Only the Luggage of Displacement
Mohammad Fahs, from the town of Jebshit in the Nabatieh district, told Al-Araby Al-Jadeed, "We were asleep when the Zionist enemy began its attacks."
He added, "We had returned to the town two days earlier. We had put plastic over the doors and windows (whose glass was shattered) and cleaned the house to settle in."
He continued, "We thought the previous displacement was the last we would have to endure, but it wasn't."
Fahs, displaced once again with his family, said, "We can no longer bear the costs of war and displacement.
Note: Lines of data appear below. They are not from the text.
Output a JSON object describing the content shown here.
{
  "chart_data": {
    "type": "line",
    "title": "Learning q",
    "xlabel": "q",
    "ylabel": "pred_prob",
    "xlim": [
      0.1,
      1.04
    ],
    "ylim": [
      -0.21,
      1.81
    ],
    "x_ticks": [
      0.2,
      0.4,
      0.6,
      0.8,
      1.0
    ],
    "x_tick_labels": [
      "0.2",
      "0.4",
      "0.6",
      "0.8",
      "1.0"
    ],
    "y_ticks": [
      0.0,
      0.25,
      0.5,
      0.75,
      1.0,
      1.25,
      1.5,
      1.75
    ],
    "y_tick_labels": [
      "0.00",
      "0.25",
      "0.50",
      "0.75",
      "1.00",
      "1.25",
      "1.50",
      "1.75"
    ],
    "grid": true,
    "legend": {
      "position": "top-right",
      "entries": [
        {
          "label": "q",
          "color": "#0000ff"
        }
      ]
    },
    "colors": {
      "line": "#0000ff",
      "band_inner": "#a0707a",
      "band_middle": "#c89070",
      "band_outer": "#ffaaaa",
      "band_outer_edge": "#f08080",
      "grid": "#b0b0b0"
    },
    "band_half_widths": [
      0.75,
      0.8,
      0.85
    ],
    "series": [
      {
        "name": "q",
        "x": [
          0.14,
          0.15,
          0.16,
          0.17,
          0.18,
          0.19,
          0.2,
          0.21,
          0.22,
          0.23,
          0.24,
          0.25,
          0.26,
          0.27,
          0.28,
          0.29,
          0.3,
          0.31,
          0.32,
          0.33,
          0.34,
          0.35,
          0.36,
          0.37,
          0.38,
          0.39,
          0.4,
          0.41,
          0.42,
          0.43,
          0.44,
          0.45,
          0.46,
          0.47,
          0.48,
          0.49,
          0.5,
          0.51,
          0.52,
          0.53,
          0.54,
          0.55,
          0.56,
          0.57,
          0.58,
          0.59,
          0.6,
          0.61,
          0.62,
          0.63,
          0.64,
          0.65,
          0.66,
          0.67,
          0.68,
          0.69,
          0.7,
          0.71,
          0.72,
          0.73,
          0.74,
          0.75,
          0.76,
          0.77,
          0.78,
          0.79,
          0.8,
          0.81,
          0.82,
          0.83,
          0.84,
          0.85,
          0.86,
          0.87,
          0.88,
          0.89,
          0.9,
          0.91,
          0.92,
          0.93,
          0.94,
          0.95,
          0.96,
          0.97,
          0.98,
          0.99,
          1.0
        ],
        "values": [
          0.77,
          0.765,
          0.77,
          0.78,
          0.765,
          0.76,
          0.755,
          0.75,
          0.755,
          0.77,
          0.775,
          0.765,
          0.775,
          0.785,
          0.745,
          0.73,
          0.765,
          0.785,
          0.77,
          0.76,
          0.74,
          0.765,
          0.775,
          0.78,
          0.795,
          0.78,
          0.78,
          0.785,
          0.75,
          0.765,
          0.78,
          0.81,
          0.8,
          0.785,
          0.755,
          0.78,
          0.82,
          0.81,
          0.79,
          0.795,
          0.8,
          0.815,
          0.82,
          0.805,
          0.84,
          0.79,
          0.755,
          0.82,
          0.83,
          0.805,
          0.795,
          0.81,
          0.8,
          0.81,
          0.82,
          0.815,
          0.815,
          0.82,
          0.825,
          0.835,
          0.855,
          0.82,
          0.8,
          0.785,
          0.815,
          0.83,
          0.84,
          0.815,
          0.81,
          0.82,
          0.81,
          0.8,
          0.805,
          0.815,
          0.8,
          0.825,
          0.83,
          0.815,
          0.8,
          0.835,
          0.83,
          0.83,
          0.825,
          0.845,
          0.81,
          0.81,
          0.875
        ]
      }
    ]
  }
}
Our lives have become nothing but the luggage of displacement."
Many people from the Nabatieh district, like Mohammad Fahs, rushed to return, but only a few days later, they faced new displacement.
Ali Nimah, from the town of Habouch in the same area, told Al-Araby Al-Jadeed, "I left this morning with my family, after the bombing of the town intensified and one of the attacks wounded nine people."
He added, "We can no longer speak in the face of the Zionist regime's killing machine, which is trying to prevent us from returning to our villages."
Nimah, who went to his relatives' home in the town of Ramileh, south of Beirut, to find out the status of the purported agreement, said, "I have three children, and I have lost hope for stability in southern Lebanon."
Stability in Southern Lebanon Has Become an Illusion
In contrast to those who, despite all warnings, returned to the towns and villages of southern Lebanon, some decided to wait, even temporarily. But they too faced new disappointment.
Among them is Batoul Ezzeddine, from the town of Zoutar Sharqi in the Nabatieh district, who has still not been able to return home. She told Al-Araby Al-Jadeed that she went on Thursday to the town of Sarafand in the Sidon district in southern Lebanon to stay with a friend, and together they toured the villages of the Zahrani plain up to the vicinity of Nabatieh.
Ezzeddine does not hide the fact that she feels stability in southern Lebanon has become an illusion.
She said, "This became clear this morning when we found ourselves once again on the road back to our displacement location in the city of Sidon."
She continued, "Every time the Zionist regime's attacks resume and we are forced to be displaced again, we feel intense anger, defeat, and psychological exhaustion."
On the other hand, some people in southern Lebanon decided, despite the risks, to remain in the areas to which they had returned, not repeating the experience of displacement.